As though in a theatre, the play ran before Claudia’s eyes. The staged argument. A weeping prisoner secretly throttled and beaten. Innuendoes whispered concerning Lais’ disappearance. The athletics display. The body, weighted underwater in the oyster beds for the requisite length of time, now cut loose to be ‘discovered’. Cyrus enters the stage. So, too, Tarraco, strutting, arrogant, haughty, defiant. A dramatic arrest. Execution follows…

Revenge was clearly a dish Lais served icy cold.

‘After a couple of months,’ Claudia supposed aloud, ‘no doubt the grieving widow would make her reappearance, admitting the row, to storming off, saying-what? you’d sought solace with a friend in Ancona? — and my, my, how horrified you’d be to hear of your poor husband’s fate.’

‘Another superlative performance,’ Lais agreed. ‘Without a single flaw.’

Except that Tarraco didn’t care you’d done a bunk.

‘Except that Tarraco is free.’ Unwise, Claudia felt, to declare her role in that particular interlude.
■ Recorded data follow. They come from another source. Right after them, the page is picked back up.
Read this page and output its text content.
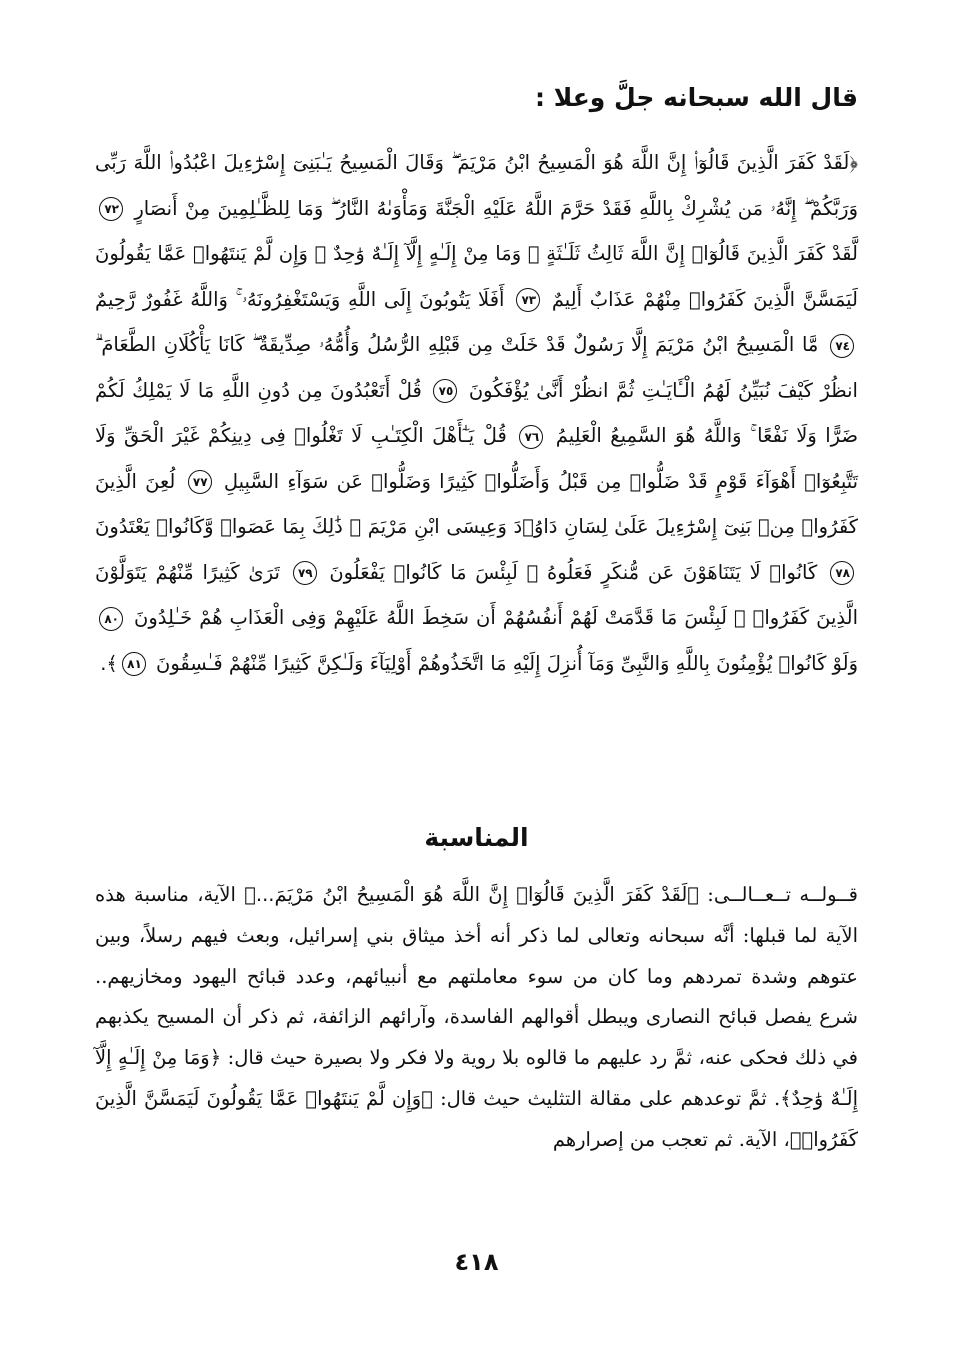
قال الله سبحانه جلَّ وعلا :

﴿لَقَدْ كَفَرَ الَّذِينَ قَالُوٓا۟ إِنَّ اللَّهَ هُوَ الْمَسِيحُ ابْنُ مَرْيَمَ ۖ وَقَالَ الْمَسِيحُ يَـٰبَنِىٓ إِسْرَٰٓءِيلَ اعْبُدُوا۟ اللَّهَ رَبِّى وَرَبَّكُمْ ۖ إِنَّهُۥ مَن يُشْرِكْ بِاللَّهِ فَقَدْ حَرَّمَ اللَّهُ عَلَيْهِ الْجَنَّةَ وَمَأْوَىٰهُ النَّارُ ۖ وَمَا لِلظَّـٰلِمِينَ مِنْ أَنصَارٍ ٧٢ لَّقَدْ كَفَرَ الَّذِينَ قَالُوٓا۟ إِنَّ اللَّهَ ثَالِثُ ثَلَـٰثَةٍ ۘ وَمَا مِنْ إِلَـٰهٍ إِلَّآ إِلَـٰهٌ وَٰحِدٌ ۚ وَإِن لَّمْ يَنتَهُوا۟ عَمَّا يَقُولُونَ لَيَمَسَّنَّ الَّذِينَ كَفَرُوا۟ مِنْهُمْ عَذَابٌ أَلِيمٌ ٧٣ أَفَلَا يَتُوبُونَ إِلَى اللَّهِ وَيَسْتَغْفِرُونَهُۥ ۚ وَاللَّهُ غَفُورٌ رَّحِيمٌ ٧٤ مَّا الْمَسِيحُ ابْنُ مَرْيَمَ إِلَّا رَسُولٌ قَدْ خَلَتْ مِن قَبْلِهِ الرُّسُلُ وَأُمُّهُۥ صِدِّيقَةٌ ۖ كَانَا يَأْكُلَانِ الطَّعَامَ ۗ انظُرْ كَيْفَ نُبَيِّنُ لَهُمُ الْـَٔايَـٰتِ ثُمَّ انظُرْ أَنَّىٰ يُؤْفَكُونَ ٧٥ قُلْ أَتَعْبُدُونَ مِن دُونِ اللَّهِ مَا لَا يَمْلِكُ لَكُمْ ضَرًّا وَلَا نَفْعًا ۚ وَاللَّهُ هُوَ السَّمِيعُ الْعَلِيمُ ٧٦ قُلْ يَـٰٓأَهْلَ الْكِتَـٰبِ لَا تَغْلُوا۟ فِى دِينِكُمْ غَيْرَ الْحَقِّ وَلَا تَتَّبِعُوٓا۟ أَهْوَآءَ قَوْمٍ قَدْ ضَلُّوا۟ مِن قَبْلُ وَأَضَلُّوا۟ كَثِيرًا وَضَلُّوا۟ عَن سَوَآءِ السَّبِيلِ ٧٧ لُعِنَ الَّذِينَ كَفَرُوا۟ مِنۢ بَنِىٓ إِسْرَٰٓءِيلَ عَلَىٰ لِسَانِ دَاوُۥدَ وَعِيسَى ابْنِ مَرْيَمَ ۚ ذَٰلِكَ بِمَا عَصَوا۟ وَّكَانُوا۟ يَعْتَدُونَ ٧٨ كَانُوا۟ لَا يَتَنَاهَوْنَ عَن مُّنكَرٍ فَعَلُوهُ ۚ لَبِئْسَ مَا كَانُوا۟ يَفْعَلُونَ ٧٩ تَرَىٰ كَثِيرًا مِّنْهُمْ يَتَوَلَّوْنَ الَّذِينَ كَفَرُوا۟ ۚ لَبِئْسَ مَا قَدَّمَتْ لَهُمْ أَنفُسُهُمْ أَن سَخِطَ اللَّهُ عَلَيْهِمْ وَفِى الْعَذَابِ هُمْ خَـٰلِدُونَ ٨٠ وَلَوْ كَانُوا۟ يُؤْمِنُونَ بِاللَّهِ وَالنَّبِىِّ وَمَآ أُنزِلَ إِلَيْهِ مَا اتَّخَذُوهُمْ أَوْلِيَآءَ وَلَـٰكِنَّ كَثِيرًا مِّنْهُمْ فَـٰسِقُونَ ٨١﴾.

المناسبة

قــولــه تــعــالــى: ﴿لَقَدْ كَفَرَ الَّذِينَ قَالُوٓا۟ إِنَّ اللَّهَ هُوَ الْمَسِيحُ ابْنُ مَرْيَمَ...﴾ الآية، مناسبة هذه الآية لما قبلها: أنَّه سبحانه وتعالى لما ذكر أنه أخذ ميثاق بني إسرائيل، وبعث فيهم رسلاً، وبين عتوهم وشدة تمردهم وما كان من سوء معاملتهم مع أنبيائهم، وعدد قبائح اليهود ومخازيهم.. شرع يفصل قبائح النصارى ويبطل أقوالهم الفاسدة، وآرائهم الزائفة، ثم ذكر أن المسيح يكذبهم في ذلك فحكى عنه، ثمَّ رد عليهم ما قالوه بلا روية ولا فكر ولا بصيرة حيث قال: ﴿وَمَا مِنْ إِلَـٰهٍ إِلَّآ إِلَـٰهٌ وَٰحِدٌ﴾. ثمَّ توعدهم على مقالة التثليث حيث قال: ﴿وَإِن لَّمْ يَنتَهُوا۟ عَمَّا يَقُولُونَ لَيَمَسَّنَّ الَّذِينَ كَفَرُوا۟﴾، الآية. ثم تعجب من إصرارهم

٤١٨
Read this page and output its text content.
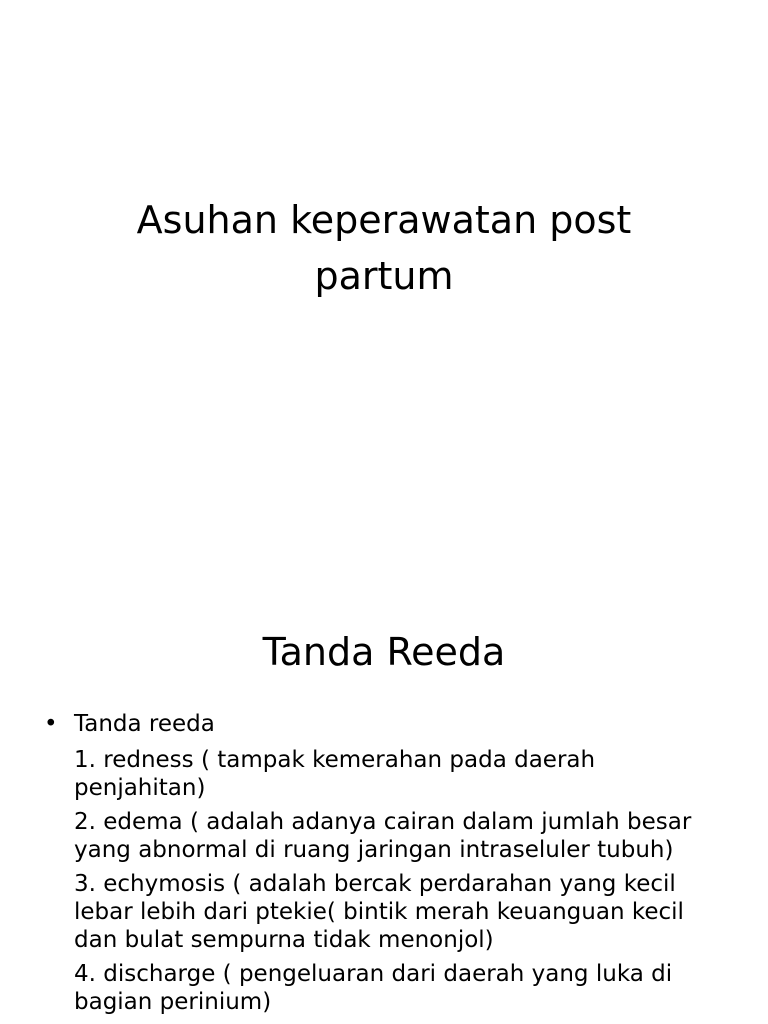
Asuhan keperawatan post
partum
Tanda Reeda
• Tanda reeda

1. redness ( tampak kemerahan pada daerah penjahitan)

2. edema ( adalah adanya cairan dalam jumlah besar yang abnormal di ruang jaringan intraseluler tubuh)

3. echymosis ( adalah bercak perdarahan yang kecil lebar lebih dari ptekie( bintik merah keuanguan kecil dan bulat sempurna tidak menonjol)

4. discharge ( pengeluaran dari daerah yang luka di bagian perinium)
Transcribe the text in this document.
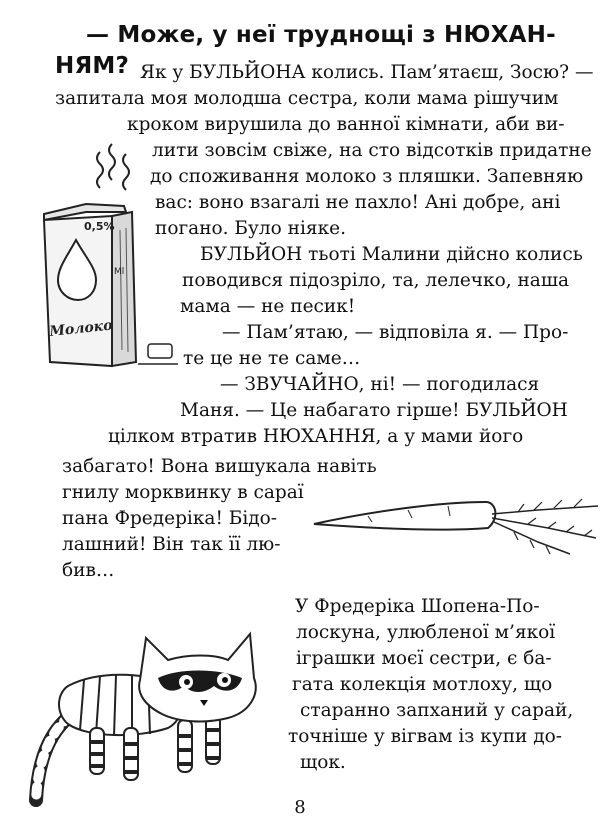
— Може, у неї труднощі з НЮХАН-
НЯМ? Як у БУЛЬЙОНА колись. Пам’ятаєш, Зосю? —
запитала моя молодша сестра, коли мама рішучим
кроком вирушила до ванної кімнати, аби ви-
лити зовсім свіже, на сто відсотків придатне
до споживання молоко з пляшки. Запевняю
вас: воно взагалі не пахло! Ані добре, ані
погано. Було ніяке.
БУЛЬЙОН тьоті Малини дійсно колись
поводився підозріло, та, лелечко, наша
мама — не песик!
— Пам’ятаю, — відповіла я. — Про-
те це не те саме…
— ЗВУЧАЙНО, ні! — погодилася
Маня. — Це набагато гірше! БУЛЬЙОН
цілком втратив НЮХАННЯ, а у мами його
забагато! Вона вишукала навіть
гнилу морквинку в сараї
пана Фредеріка! Бідо-
лашний! Він так її лю-
бив…
У Фредеріка Шопена-По-
лоскуна, улюбленої м’якої
іграшки моєї сестри, є ба-
гата колекція мотлоху, що
старанно запханий у сарай,
точніше у вігвам із купи до-
щок.
8
0,5%
Ml
Молоко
‘Pity,’ Lais said sadly. ‘I’d set my heart on seeing him pay, but I know that boy. He’ll be in Cadiz by now, out of my grasp.’

For once, Lais, I am in total agreement with you. He’ll bluff, he’ll bluster, yet deep down Tarraco is insecure. Cyrus had played on that aspect beside the running track, when Lais’ double was fished out of the water, and Claudia had added to it, when she provided him with the means to escape. A bittersweet chord tugged inside her. At least she was right on one count. Tarraco was not capable of killing Lais in a murderous frenzy.

‘Do have another glass of wine-you have no idea how I’ve longed for an appreciative audience,’ Lais was saying.

Claudia glanced at the door, guarded by the massive Oriental in his leather vest and kilt, feet solidly apart, hands across his chest. She did not like the gleam in his eye.